Willie Farmer, Respondent, v City of Niagara Falls, Appellant.
[672 NYS2d 173]
[MAJORITY]
—Order unanimously reversed on the law without costs, motion denied, cross motion granted and Labor Law § 240 (1) cause of action dismissed. Memorandum: Supreme Court erred in granting plaintiffs motion for partial summary judgment on liability under Labor Law § 240 (1) and in denying defendant’s cross motion for summary judgment dismissing that cause of action. The evidence establishes that plaintiff was injured while attempting to climb over a two- to four-foot-high interior concrete wall situated on the second-floor deck of a building under construction. Plaintiff had just cut a piece of lumber and was walking to the other side of the
deck to join his co-worker. Plaintiff testified that, as he stepped over the top of the wall, his right pant leg snagged on a protruding rebar, causing him to lose his balance and fall three or four-feet. Plaintiff injured his ankle when his left foot landed on some scrap lumber.
Plaintiff did not fall from an elevated worksite (see, Gaul v Motorola, Inc., 216 AD2d 879, 880).

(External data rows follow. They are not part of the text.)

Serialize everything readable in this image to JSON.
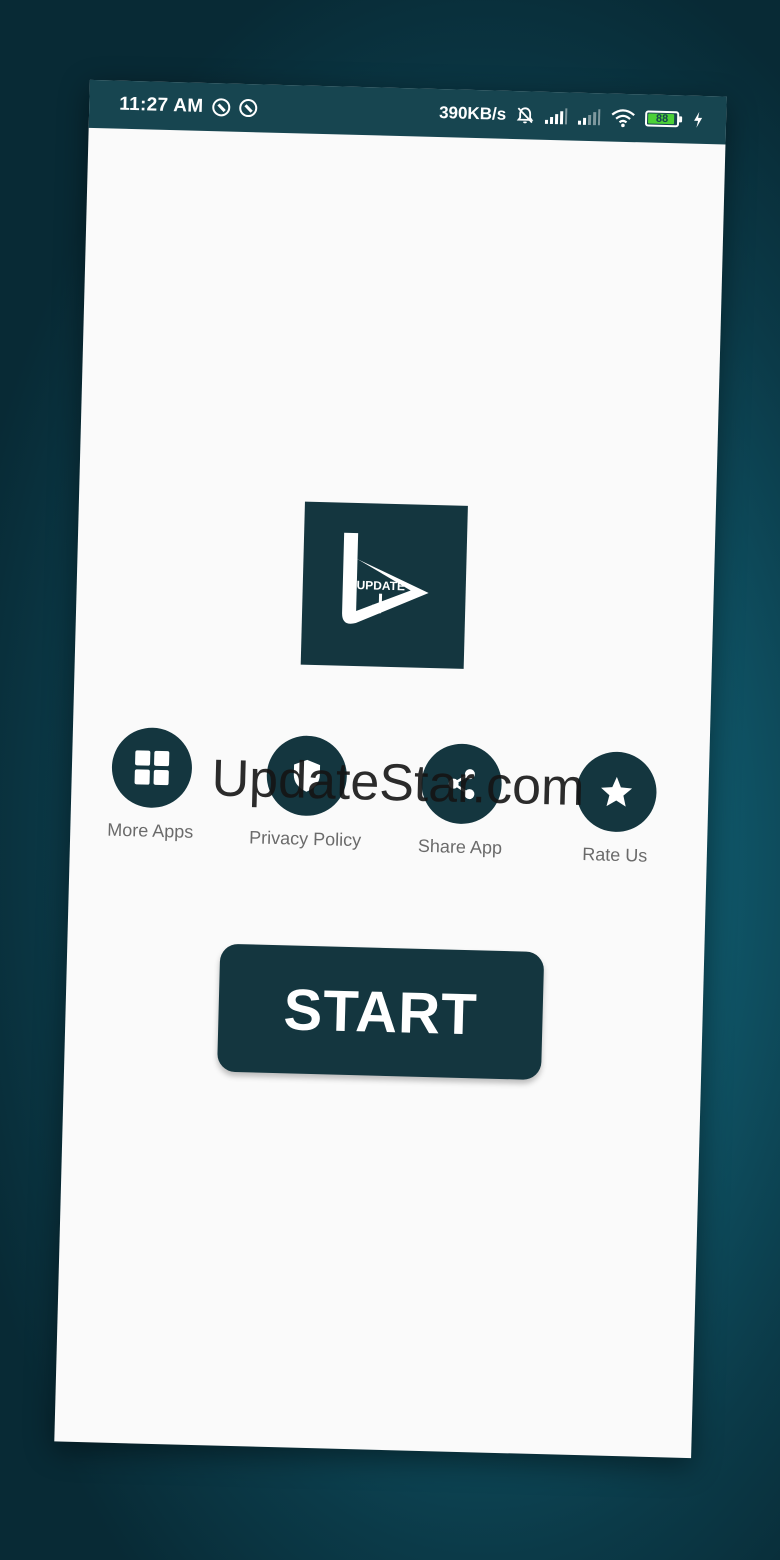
{
  "status_bar": {
    "time": "11:27 AM",
    "net_speed": "390KB/s",
    "battery_level": "88",
    "icons": [
      "notification-ring-icon",
      "notification-ring-icon",
      "muted-bell-icon",
      "signal-icon",
      "signal-icon",
      "wifi-icon",
      "battery-icon",
      "charging-icon"
    ]
  },
  "app": {
    "logo_text": "UPDATE"
  },
  "menu": {
    "items": [
      {
        "label": "More Apps",
        "icon": "grid-icon"
      },
      {
        "label": "Privacy Policy",
        "icon": "shield-icon"
      },
      {
        "label": "Share App",
        "icon": "share-icon"
      },
      {
        "label": "Rate Us",
        "icon": "star-icon"
      }
    ]
  },
  "watermark": "UpdateStar.com",
  "start_button": {
    "label": "START"
  },
  "colors": {
    "primary": "#14363f",
    "status_bar": "#174550",
    "screen_bg": "#fafafa",
    "label_gray": "#6a6a6a",
    "battery_green": "#4cd137"
  }
}
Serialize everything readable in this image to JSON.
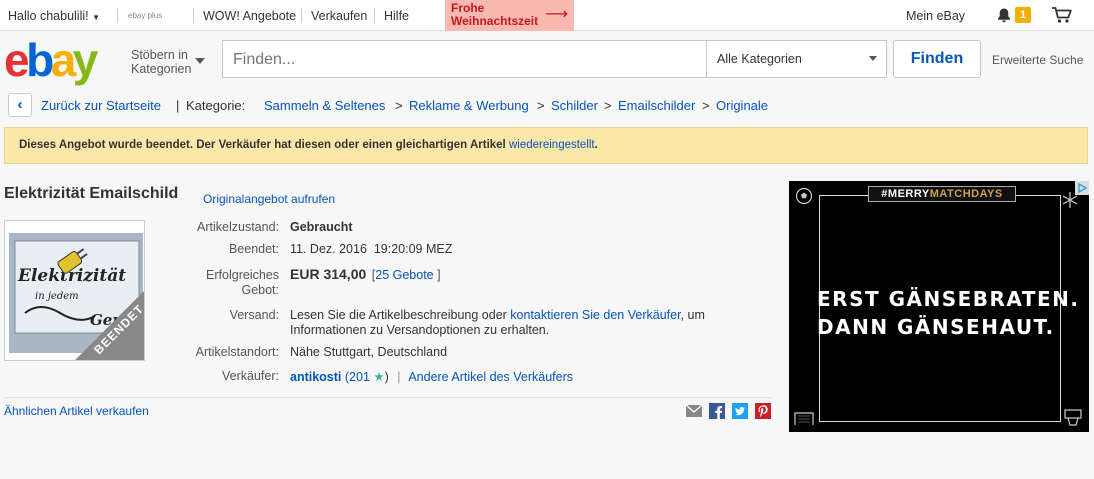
{
  "topbar": {
    "greeting": "Hallo chabulili!",
    "plus": "ebay plus",
    "wow": "WOW! Angebote",
    "sell": "Verkaufen",
    "help": "Hilfe",
    "xmas_line1": "Frohe",
    "xmas_line2": "Weihnachtszeit",
    "my_ebay": "Mein eBay",
    "notification_count": "1"
  },
  "header": {
    "browse_line1": "Stöbern in",
    "browse_line2": "Kategorien",
    "search_placeholder": "Finden...",
    "category_select": "Alle Kategorien",
    "find_button": "Finden",
    "advanced_search": "Erweiterte Suche"
  },
  "breadcrumb": {
    "back": "Zurück zur Startseite",
    "category_label": "Kategorie:",
    "items": [
      "Sammeln & Seltenes",
      "Reklame & Werbung",
      "Schilder",
      "Emailschilder",
      "Originale"
    ]
  },
  "alert": {
    "text": "Dieses Angebot wurde beendet. Der Verkäufer hat diesen oder einen gleichartigen Artikel",
    "link": "wiedereingestellt",
    "end": "."
  },
  "item": {
    "title": "Elektrizität Emailschild",
    "original_link": "Originalangebot aufrufen",
    "ended_ribbon": "BEENDET",
    "image_text_line1": "Elektrizität",
    "image_text_line2": "in jedem",
    "image_text_line3": "Ger",
    "condition_label": "Artikelzustand:",
    "condition_value": "Gebraucht",
    "ended_label": "Beendet:",
    "ended_value": "11. Dez. 2016  19:20:09 MEZ",
    "bid_label_1": "Erfolgreiches",
    "bid_label_2": "Gebot:",
    "price": "EUR 314,00",
    "bids_open": "[",
    "bids": "25 Gebote",
    "bids_close": "]",
    "shipping_label": "Versand:",
    "shipping_pre": "Lesen Sie die Artikelbeschreibung oder",
    "shipping_link": "kontaktieren Sie den Verkäufer",
    "shipping_post": ", um",
    "shipping_line2": "Informationen zu Versandoptionen zu erhalten.",
    "location_label": "Artikelstandort:",
    "location_value": "Nähe Stuttgart, Deutschland",
    "seller_label": "Verkäufer:",
    "seller_name": "antikosti",
    "seller_score_open": "(201",
    "seller_score_close": ")",
    "seller_sep": "|",
    "seller_other": "Andere Artikel des Verkäufers",
    "similar": "Ähnlichen Artikel verkaufen"
  },
  "ad": {
    "tag_1": "#MERRY",
    "tag_2": "MATCHDAYS",
    "line1": "ERST GÄNSEBRATEN.",
    "line2": "DANN GÄNSEHAUT."
  },
  "colors": {
    "link": "#0654ba",
    "alert_bg": "#fbe8a9",
    "star": "#3eb3a6",
    "xmas_bg": "#f9b9b0"
  }
}
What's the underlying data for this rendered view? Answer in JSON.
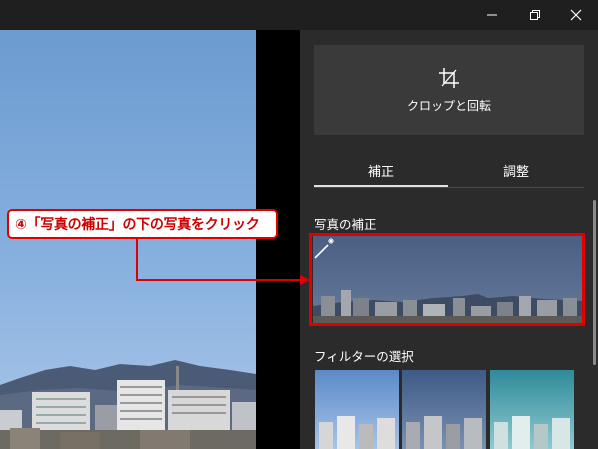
{
  "window_controls": {
    "minimize_icon": "minimize-icon",
    "restore_icon": "restore-icon",
    "close_icon": "close-icon"
  },
  "panel": {
    "crop_button": {
      "icon": "crop-icon",
      "label": "クロップと回転"
    },
    "tabs": [
      {
        "label": "補正",
        "selected": true
      },
      {
        "label": "調整",
        "selected": false
      }
    ],
    "enhance_section": {
      "title": "写真の補正",
      "wand_icon": "magic-wand-icon"
    },
    "filter_section": {
      "title": "フィルターの選択"
    }
  },
  "annotation": {
    "text": "④「写真の補正」の下の写真をクリック",
    "color": "#e00000"
  }
}
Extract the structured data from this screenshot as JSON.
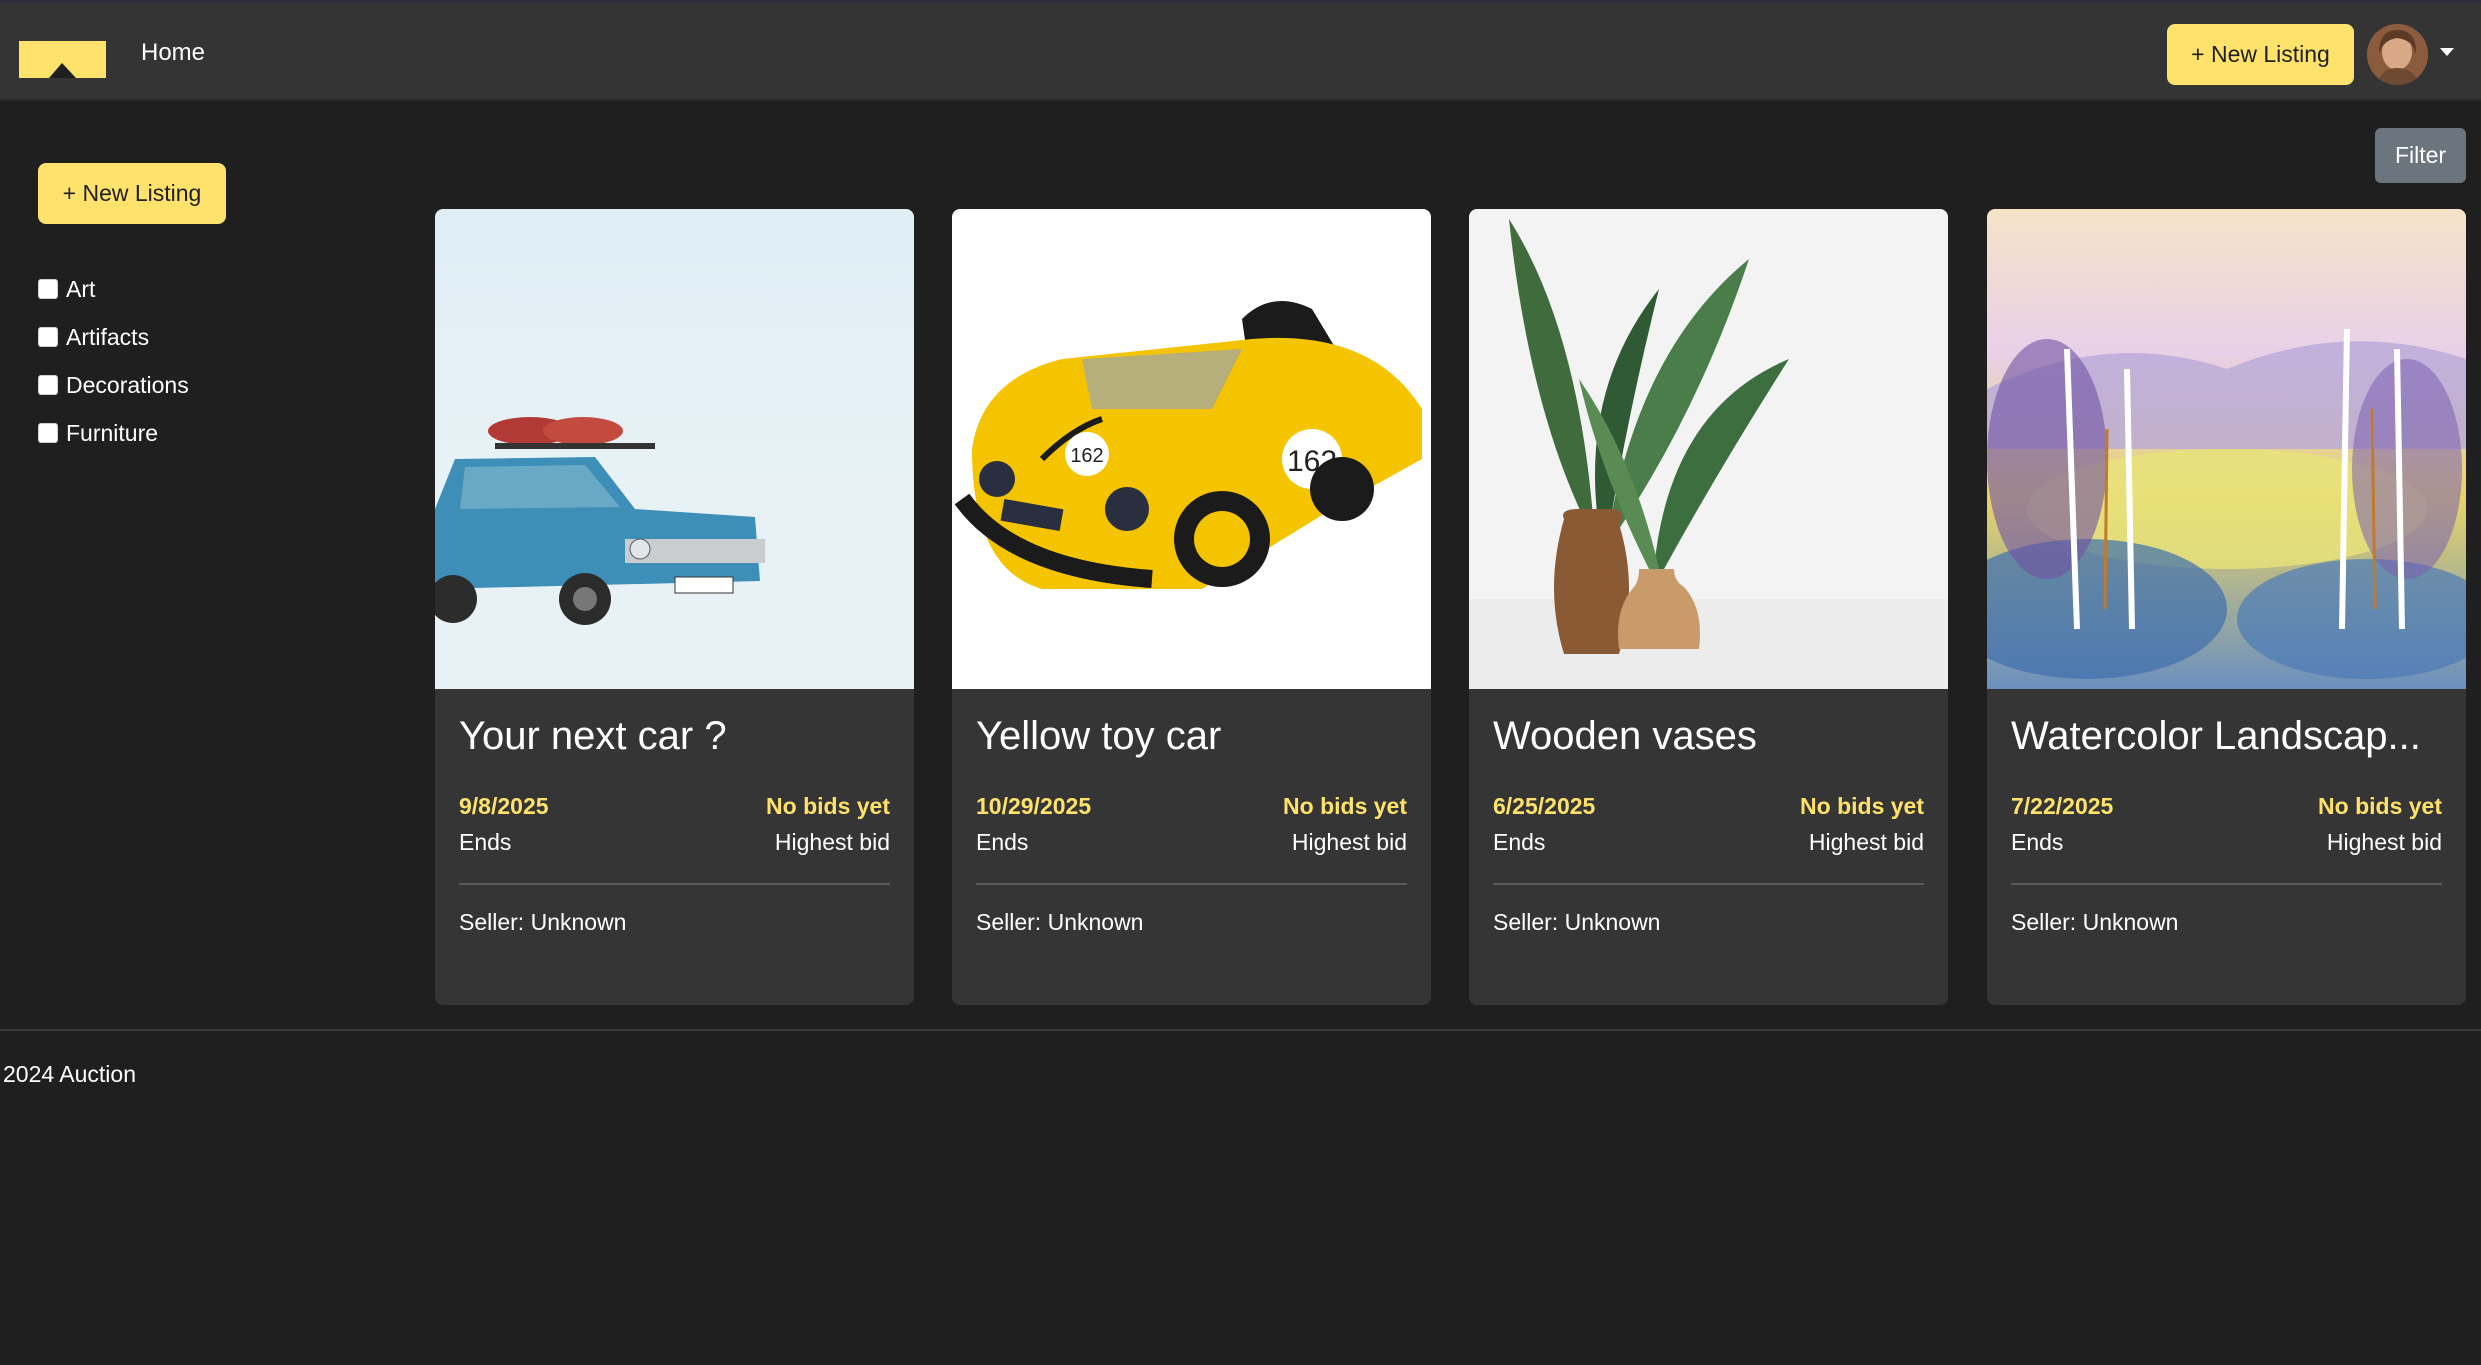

In climbing over the wall, plaintiff was faced with “the usual and ordinary dangers of a construction site, and not the extraordinary elevation risks envisioned by Labor Law § 240 (1)” (Rodriguez v Tietz Ctr. for Nursing Care, 84 NY2d 841, 843; see, Misseritti v Mark IV Constr. Co., 86 NY2d 487, 489, rearg denied 87 NY2d 969). (Appeal from Order of Supreme Court, Niagara County, Koshian, J. — Summary Judgment.) Present — Denman, P. J., Law-ton, Pigott, Jr., Balio and Boehm, JJ.